20 September 2011

Windows 8 Not for the Desktop

We have been trying Windows 8 our, and it went pretty smoothly to start with, it installed on a laptop, booted and ran quickly and ran our software in some quick tests.

However, the UI has completely changed, it designed to be run on a Tablet, not a Windows type pen based tablet either, an iPad / Android type tablet. Firstly you cant close a program, you just hit the tablet button (wait I don't have one on the desktop) to return to the menu of applications. I eventually worked out that the Windows key will get you there, but the entire UI of running applications, multi tasking, switching between applications has changed.

Conceptually the ability to run the same operating system on a Desktop / Tablet is great, I can get my normal programs, files etc., from any device. But in reality at the moment the operating system has moved too far to the tablet arena at the expense of Desktop usability. I'm assuming or hoping that between now and the release the two models will improve and the ability to switch between the two will be more natural.

On another note, this operating system really needs a multi touch screen or device, I'm not at all keen to touch my laptop screen even if it was multi touch (which it isn't) so really new laptops & desktops are going to need a largish multi touch trackpad, like the ones in the Mac Books and the Magic Trackpad for apple desktops.

Its safe to assume that Microsoft's hardware partners are thinking through this and this type of hardware will present its self well ahead of the release of Windows 8. The down side, is your current laptop really doesn't support Windows 8. And your current desktop will need a bit of extra hardware to take advantage.

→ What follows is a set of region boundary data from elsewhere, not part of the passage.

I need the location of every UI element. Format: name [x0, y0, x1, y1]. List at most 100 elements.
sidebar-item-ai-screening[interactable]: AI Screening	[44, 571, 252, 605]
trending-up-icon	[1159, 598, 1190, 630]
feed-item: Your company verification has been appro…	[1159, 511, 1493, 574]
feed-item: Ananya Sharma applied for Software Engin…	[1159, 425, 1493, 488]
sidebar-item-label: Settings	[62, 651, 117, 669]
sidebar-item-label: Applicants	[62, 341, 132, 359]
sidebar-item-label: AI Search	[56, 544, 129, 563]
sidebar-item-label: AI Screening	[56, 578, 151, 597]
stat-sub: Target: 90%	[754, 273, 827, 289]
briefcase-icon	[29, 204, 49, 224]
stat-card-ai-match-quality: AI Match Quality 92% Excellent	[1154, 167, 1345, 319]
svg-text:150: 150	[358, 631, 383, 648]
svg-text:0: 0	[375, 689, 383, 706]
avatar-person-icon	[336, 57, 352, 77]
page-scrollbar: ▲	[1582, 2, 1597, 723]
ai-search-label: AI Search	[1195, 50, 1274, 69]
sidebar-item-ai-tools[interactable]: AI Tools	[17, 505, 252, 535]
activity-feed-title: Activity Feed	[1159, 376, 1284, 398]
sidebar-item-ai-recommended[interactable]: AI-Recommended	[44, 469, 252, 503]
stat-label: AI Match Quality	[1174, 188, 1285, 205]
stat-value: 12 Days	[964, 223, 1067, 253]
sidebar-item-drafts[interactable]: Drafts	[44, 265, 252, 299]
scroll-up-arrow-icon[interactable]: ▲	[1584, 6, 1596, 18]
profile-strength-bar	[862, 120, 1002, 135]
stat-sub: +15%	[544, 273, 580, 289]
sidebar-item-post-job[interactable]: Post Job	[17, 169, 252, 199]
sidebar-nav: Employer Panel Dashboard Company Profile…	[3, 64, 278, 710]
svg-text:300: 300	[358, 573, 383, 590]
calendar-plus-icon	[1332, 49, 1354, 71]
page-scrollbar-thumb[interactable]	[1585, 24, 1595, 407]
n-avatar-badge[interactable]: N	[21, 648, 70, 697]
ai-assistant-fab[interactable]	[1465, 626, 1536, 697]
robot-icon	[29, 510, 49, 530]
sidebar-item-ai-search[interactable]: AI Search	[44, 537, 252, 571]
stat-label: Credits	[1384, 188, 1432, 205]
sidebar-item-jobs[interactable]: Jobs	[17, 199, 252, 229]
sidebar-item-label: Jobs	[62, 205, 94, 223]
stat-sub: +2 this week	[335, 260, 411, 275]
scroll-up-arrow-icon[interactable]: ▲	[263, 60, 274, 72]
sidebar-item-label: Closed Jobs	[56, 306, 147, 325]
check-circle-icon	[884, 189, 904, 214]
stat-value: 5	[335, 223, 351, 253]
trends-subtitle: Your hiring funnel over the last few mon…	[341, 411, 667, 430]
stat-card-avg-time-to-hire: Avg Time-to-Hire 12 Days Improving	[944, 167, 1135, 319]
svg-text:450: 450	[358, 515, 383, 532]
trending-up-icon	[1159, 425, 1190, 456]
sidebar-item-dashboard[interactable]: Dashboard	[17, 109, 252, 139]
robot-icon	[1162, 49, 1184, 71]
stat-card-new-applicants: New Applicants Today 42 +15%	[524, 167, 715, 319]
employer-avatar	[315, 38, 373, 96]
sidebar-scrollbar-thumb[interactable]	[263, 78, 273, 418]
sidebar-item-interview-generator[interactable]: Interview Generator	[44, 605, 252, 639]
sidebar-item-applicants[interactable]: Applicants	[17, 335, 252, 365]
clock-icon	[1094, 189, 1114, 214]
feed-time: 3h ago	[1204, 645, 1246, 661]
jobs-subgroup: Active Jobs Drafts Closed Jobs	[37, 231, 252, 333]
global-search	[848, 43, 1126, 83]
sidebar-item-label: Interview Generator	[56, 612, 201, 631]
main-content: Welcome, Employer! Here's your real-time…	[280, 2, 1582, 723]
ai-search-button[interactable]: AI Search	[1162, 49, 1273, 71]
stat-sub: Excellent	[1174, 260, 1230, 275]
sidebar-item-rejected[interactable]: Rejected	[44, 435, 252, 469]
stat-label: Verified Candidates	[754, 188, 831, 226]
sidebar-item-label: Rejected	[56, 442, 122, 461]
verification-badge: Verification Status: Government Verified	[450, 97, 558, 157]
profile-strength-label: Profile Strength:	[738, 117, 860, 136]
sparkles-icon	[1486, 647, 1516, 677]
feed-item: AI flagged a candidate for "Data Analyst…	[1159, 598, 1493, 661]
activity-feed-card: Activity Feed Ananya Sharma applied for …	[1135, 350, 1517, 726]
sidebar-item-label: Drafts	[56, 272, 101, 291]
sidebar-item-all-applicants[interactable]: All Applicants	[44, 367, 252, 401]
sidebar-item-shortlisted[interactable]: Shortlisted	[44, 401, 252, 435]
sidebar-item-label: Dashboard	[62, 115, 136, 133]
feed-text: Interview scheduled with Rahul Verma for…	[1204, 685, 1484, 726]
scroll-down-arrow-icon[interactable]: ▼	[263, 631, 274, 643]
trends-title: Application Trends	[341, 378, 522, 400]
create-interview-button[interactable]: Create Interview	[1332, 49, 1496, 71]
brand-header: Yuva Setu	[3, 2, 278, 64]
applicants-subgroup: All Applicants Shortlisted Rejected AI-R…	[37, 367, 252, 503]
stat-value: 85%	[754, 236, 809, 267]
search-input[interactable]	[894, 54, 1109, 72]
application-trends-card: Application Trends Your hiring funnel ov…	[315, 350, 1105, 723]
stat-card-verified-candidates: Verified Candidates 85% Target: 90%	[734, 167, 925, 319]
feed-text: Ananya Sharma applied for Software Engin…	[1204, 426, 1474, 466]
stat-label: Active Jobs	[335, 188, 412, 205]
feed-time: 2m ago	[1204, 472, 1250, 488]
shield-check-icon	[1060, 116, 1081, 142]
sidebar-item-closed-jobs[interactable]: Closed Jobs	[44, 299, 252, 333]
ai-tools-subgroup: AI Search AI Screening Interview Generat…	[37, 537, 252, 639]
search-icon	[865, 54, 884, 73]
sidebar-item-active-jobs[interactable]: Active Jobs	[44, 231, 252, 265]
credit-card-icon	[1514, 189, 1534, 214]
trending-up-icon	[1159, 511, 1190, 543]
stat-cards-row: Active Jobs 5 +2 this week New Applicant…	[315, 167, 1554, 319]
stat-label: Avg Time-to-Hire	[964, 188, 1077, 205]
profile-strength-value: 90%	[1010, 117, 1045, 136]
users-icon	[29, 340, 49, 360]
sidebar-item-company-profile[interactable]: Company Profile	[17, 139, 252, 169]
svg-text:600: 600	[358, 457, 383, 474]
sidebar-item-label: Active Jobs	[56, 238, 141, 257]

What this translates to is more expense and a hardware investment.

If Microsoft do manage to meld the desktop / laptop version of Windows 8 to a more desktop centric operating system before release, perhaps the multi touch devices wont be needed, time will tell.

If you currently wish to hack the UI to revert back to desktop mode you can do this by changing a registry setting see here for the full details
http://dale.fraser.id.au/2011/09/disable-windows-8-metro-interface.html

3 comments:

  1. Hi Dale, are you referring to the "Metro" interface, or the "classic" interface in Windows 8? I've yet to use it myself, but from what I've read the Metro interface is geared towards tablet/touch interfaces but the Classic mode is more akin to Windows 7.

    I think Windows 8 kicks off in the Metro interface by default, but you should have the ability to switch (and make it default) to the "classic" interface which, from what you are saying, might be more inline with what you are looking for in an operating system.

    Dave

    ReplyDelete
  2. Yes,

    Thats what we will end up with im sure, but currently this can only be done with registry hacks.

    There is no setting available to switch to desktop mode, im sure its coming.

    ReplyDelete
  3. Windows 8's interface does take the desktop experience to a pseudo-tablet feel.